1.“I don’t think we can know God exists”
2.“I don’t think we can be certain about the claim that Jesus rose from the dead”
3.“As a Christian, you can’t make any knowledge claims about what you believe.”

Therefore, I do think a book like How Do We Know? An Introduction to Epistemology, Second Edition, by James K. Dew and Mark W. Foreman is an extremely helpful introduction for the Christian.

In the Introduction of the book, the authors say that the reason we need epistemology is that we as humans long for knowledge and depend on it in all aspects of life. So by not asking epistemological questions, we deprive ourselves of natural and intellectual growth.

The authors give some simple illustrations such as when a child asks us some hard questions as “How did God make us” or “What happens when we die” all entail we will need to know how our beliefs are true and what kind of steps we need to take to respond with knowledge claims. Likewise, when we enforce he legal system, we rely on epistemological assumptions, such as whether we can trust eyewitness testimony, circumstantial evidence, etc.

Chapter 2 and 3 discuss the nature of knowledge and where it comes from. Knowledge entails belief: a person must have a particular belief about something; Justification: Because beliefs can be wrong, we should want to know if a given belief is true before we can claim to have knowledge of it. The authors note that justification can come in a variety of forms, depending on the object under consideration when making a claim to knowledge. Most importantly, the presence of justification doesn’t make a belief true. Therefore, to say we have knowledge, we must not only have belief and justification, but truth as well. The authors then tackle the challenges with the entire JTB (Justified True Belief) model and the Gettier problem. While the authors discuss the defeasibility condition and the challenge it presents, they note that the Gettier problem does not destroy a JTB understanding of knowledge. In the end, the challenge may lie in the quest for absolute certainty in our quest for knowledge.

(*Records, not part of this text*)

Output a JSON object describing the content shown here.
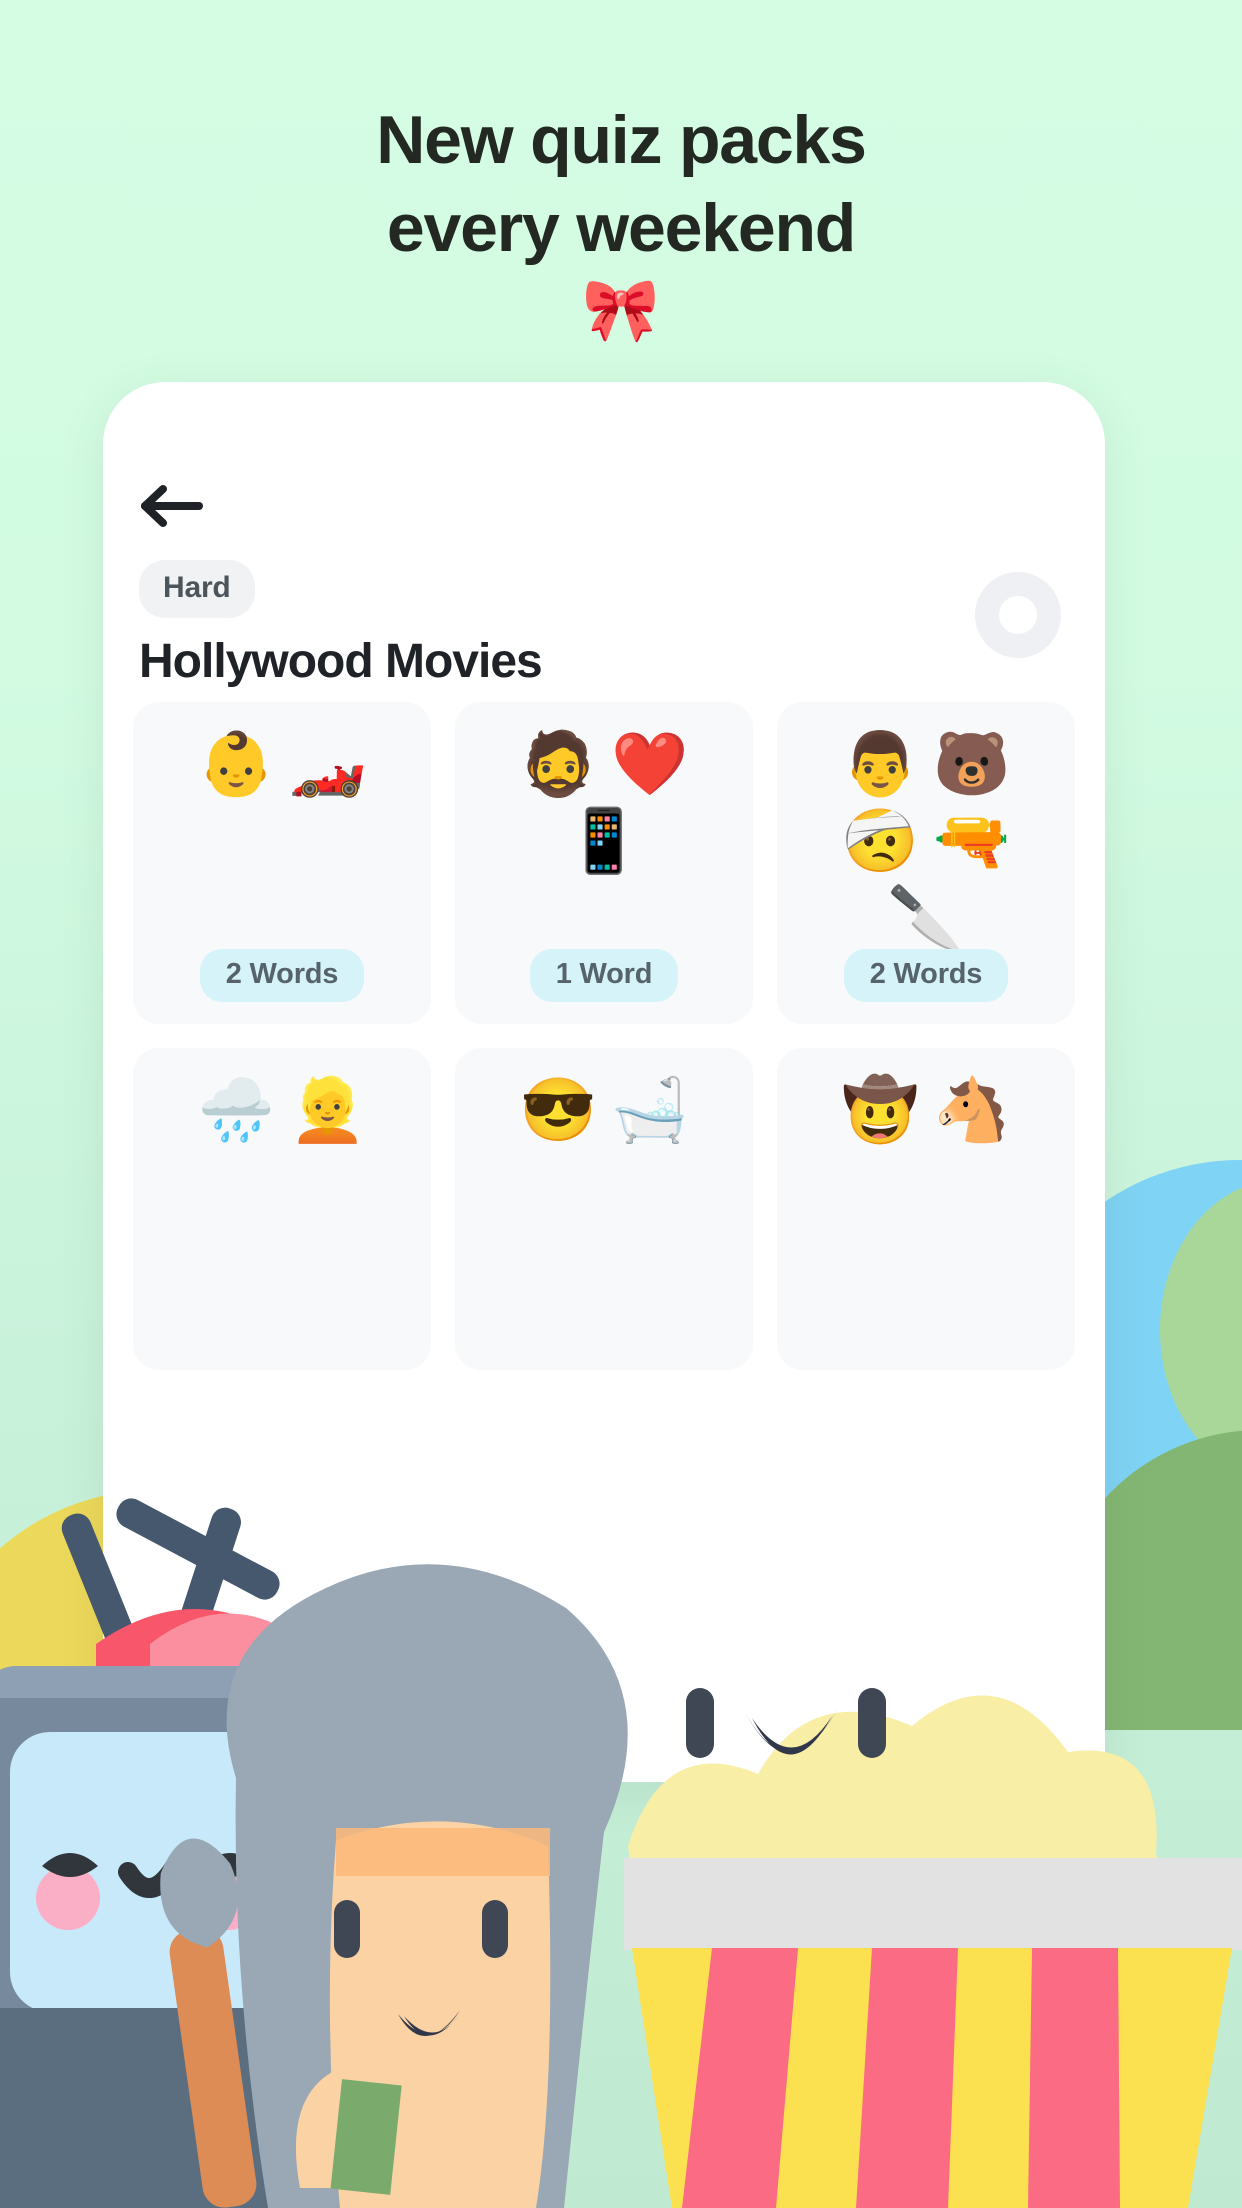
{
  "promo": {
    "headline_line1": "New quiz packs",
    "headline_line2": "every weekend",
    "headline_emoji": "🎀",
    "background_color": "#d2fde3",
    "headline_color": "#232823"
  },
  "phone": {
    "back_icon": "arrow-left-icon",
    "difficulty": "Hard",
    "title": "Hollywood Movies",
    "progress_ring": {
      "value": 0,
      "track_color": "#eef0f3"
    },
    "card_background": "#f8f9fa",
    "pill_color": "#d6f3f9",
    "pill_text_color": "#56636b",
    "cards": [
      {
        "emojis": [
          "👶",
          "🏎️"
        ],
        "emoji_names": [
          "baby-emoji",
          "racing-car-emoji"
        ],
        "word_count_label": "2 Words",
        "layout": "row"
      },
      {
        "emojis": [
          "🧔",
          "❤️",
          "📱"
        ],
        "emoji_names": [
          "bearded-person-emoji",
          "red-heart-emoji",
          "mobile-phone-emoji"
        ],
        "word_count_label": "1 Word",
        "layout": "grid2"
      },
      {
        "emojis": [
          "👨",
          "🐻",
          "🤕",
          "🔫",
          "🔪"
        ],
        "emoji_names": [
          "man-emoji",
          "bear-emoji",
          "head-bandage-emoji",
          "pistol-emoji",
          "kitchen-knife-emoji"
        ],
        "word_count_label": "2 Words",
        "layout": "grid2"
      },
      {
        "emojis": [
          "🌧️",
          "👱"
        ],
        "emoji_names": [
          "rain-cloud-emoji",
          "blond-person-emoji"
        ],
        "word_count_label": "",
        "layout": "row"
      },
      {
        "emojis": [
          "😎",
          "🛁"
        ],
        "emoji_names": [
          "sunglasses-face-emoji",
          "bathtub-emoji"
        ],
        "word_count_label": "",
        "layout": "row"
      },
      {
        "emojis": [
          "🤠",
          "🐴"
        ],
        "emoji_names": [
          "cowboy-hat-face-emoji",
          "horse-face-emoji"
        ],
        "word_count_label": "",
        "layout": "row"
      }
    ]
  },
  "decor": {
    "yellow_circle": "#ecd85a",
    "blue_circle": "#7fd3f4",
    "green_hill": "#84b673",
    "popcorn_yellow": "#f8eea6",
    "popcorn_pink": "#fb6b84",
    "character_hair_gray": "#9aa7b4",
    "character_skin": "#fbd2a4",
    "tv_blue": "#c8e9fa",
    "tv_body": "#7e93a8",
    "clapper_navy": "#46586e",
    "clapper_red": "#f8566a"
  }
}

As far as where knowledge comes from, the authors discuss the various options at our disposal to gain knowledge such as reason, experience, testimony, revelation, and faith. Thinkers such as Decarte , Hume, Locke, Kant are mentioned. Epicureanism is discussed as well. Testimony is a part of the bedrock of our existence. We rely on it every day. The authors do provide a needed correction in the church in how Christians define faith. They say “For many religious people, especially Christians, faith is often spoken of as a source of knowledge. For example, when asked how they know God exists, believers might say “by faith.” Or, when believers are asked how we know Jesus is the Son of God, we might respond by saying “I know by faith.” The authors note that this is a misunderstanding about what faith is. When we understand faith, it is not a source of knowledge. It doesn’t convey any new additional information or knowledge. Rather, faith is a response to the knowledge or information we receive from God via divine revelation.

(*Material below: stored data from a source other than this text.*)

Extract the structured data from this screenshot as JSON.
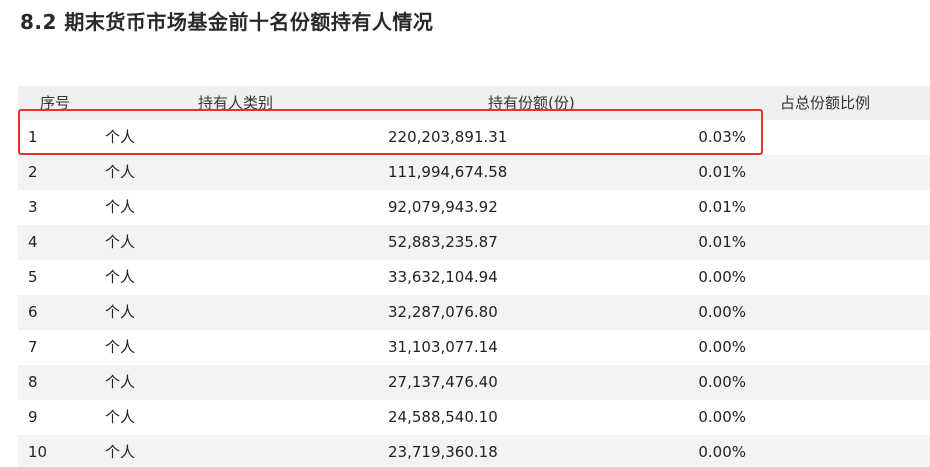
{
  "title": "8.2 期末货币市场基金前十名份额持有人情况",
  "table": {
    "headers": {
      "index": "序号",
      "holder_type": "持有人类别",
      "shares": "持有份额(份)",
      "ratio": "占总份额比例"
    },
    "rows": [
      {
        "index": "1",
        "holder_type": "个人",
        "shares": "220,203,891.31",
        "ratio": "0.03%"
      },
      {
        "index": "2",
        "holder_type": "个人",
        "shares": "111,994,674.58",
        "ratio": "0.01%"
      },
      {
        "index": "3",
        "holder_type": "个人",
        "shares": "92,079,943.92",
        "ratio": "0.01%"
      },
      {
        "index": "4",
        "holder_type": "个人",
        "shares": "52,883,235.87",
        "ratio": "0.01%"
      },
      {
        "index": "5",
        "holder_type": "个人",
        "shares": "33,632,104.94",
        "ratio": "0.00%"
      },
      {
        "index": "6",
        "holder_type": "个人",
        "shares": "32,287,076.80",
        "ratio": "0.00%"
      },
      {
        "index": "7",
        "holder_type": "个人",
        "shares": "31,103,077.14",
        "ratio": "0.00%"
      },
      {
        "index": "8",
        "holder_type": "个人",
        "shares": "27,137,476.40",
        "ratio": "0.00%"
      },
      {
        "index": "9",
        "holder_type": "个人",
        "shares": "24,588,540.10",
        "ratio": "0.00%"
      },
      {
        "index": "10",
        "holder_type": "个人",
        "shares": "23,719,360.18",
        "ratio": "0.00%"
      }
    ]
  },
  "colors": {
    "highlight": "#e8302c",
    "header_bg": "#efefef",
    "stripe_bg": "#f3f3f3"
  }
}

Chapter 4 discusses the various definitions of truth-pragmatism, coherentism, and the correspondence theory of truth. Both coherentism and pragmatism are necessary but not sufficient conditions for the truth. This is an area I have thought about quite a bit. Almost all college students are pragmatic in their thinking. The question becomes whether false beliefs can actually yield fruitful results. The authors give an example of this: Peter believes in an imaginary big brother who sleeps in his room every night. This helps Peter deal with his fear of darkness. Hence, we have a fictional figure that helps Peter cope with reality. By a pragmatic definition of truth, this would count as a true belief. The authors also point out that some aspects of science need to have pragmatic results. When predictions come true (such as Newton’s theories on the laws of motion), we make progress- we can develop weapons, make aircrafts, etc.

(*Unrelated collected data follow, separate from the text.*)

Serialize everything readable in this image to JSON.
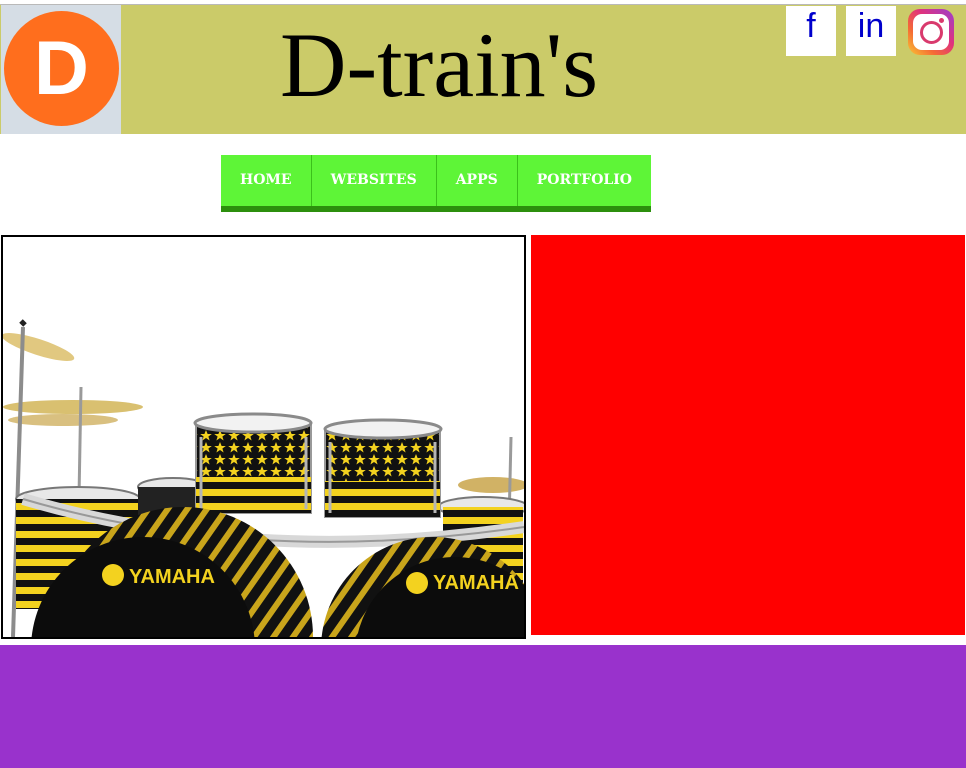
{
  "header": {
    "logo_letter": "D",
    "title": "D-train's",
    "background_color": "#cbcb69"
  },
  "social": {
    "facebook": "f",
    "linkedin": "in",
    "instagram_icon": "instagram-icon"
  },
  "nav": {
    "items": [
      {
        "label": "HOME"
      },
      {
        "label": "WEBSITES"
      },
      {
        "label": "APPS"
      },
      {
        "label": "PORTFOLIO"
      }
    ],
    "color": "#5ef537"
  },
  "content": {
    "image": {
      "bass_drum_brand_left": "YAMAHA",
      "bass_drum_brand_right": "YAMAHA"
    },
    "side_panel_color": "#ff0000",
    "footer_band_color": "#9932cc"
  }
}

Chapters 5 and 6 discuss the use of inferences and perception. An intro to the use of deductive and inductive inferences is given. Humans make inferences all the time. Furthermore, inferences are used by scientists and historians. I have lost track of the number of times college students say to me “science proves things” and it leads to some kind of absolute certainty.  I generally respond with “no, science makes inferences.” Science relies on inferential reasoning. Inferential reasoning is drawing a conclusion or making a logical judgment based on indirect observation rather than based on direct observation. No scientist observed the start of the universe, or the beginnings of planet earth or how the first cell started. Much of history and science is based making inductive or abductive inferences. The goal is not absolute certainty. Induction is only based on probabilities and is always open to revision. The authors do point out that the inferences we make can be tainted by education, background, biases, friends, and upbringing.

Regarding perception, an overview is given of direct and indirect realism or representationalism. In the end, the authors mentioning of critical realism aligns with where I am at on this topic. Critical realism has gained he respect of philosophers, theologians, sociologists, and scientists. This method allows for knowledge of the external world but also allows for perceptual and cognitive error. In other words, we can apprehend the external world itself (following the intuitions of direct realism) but can also be misled by both internal and external factors (indirect realism).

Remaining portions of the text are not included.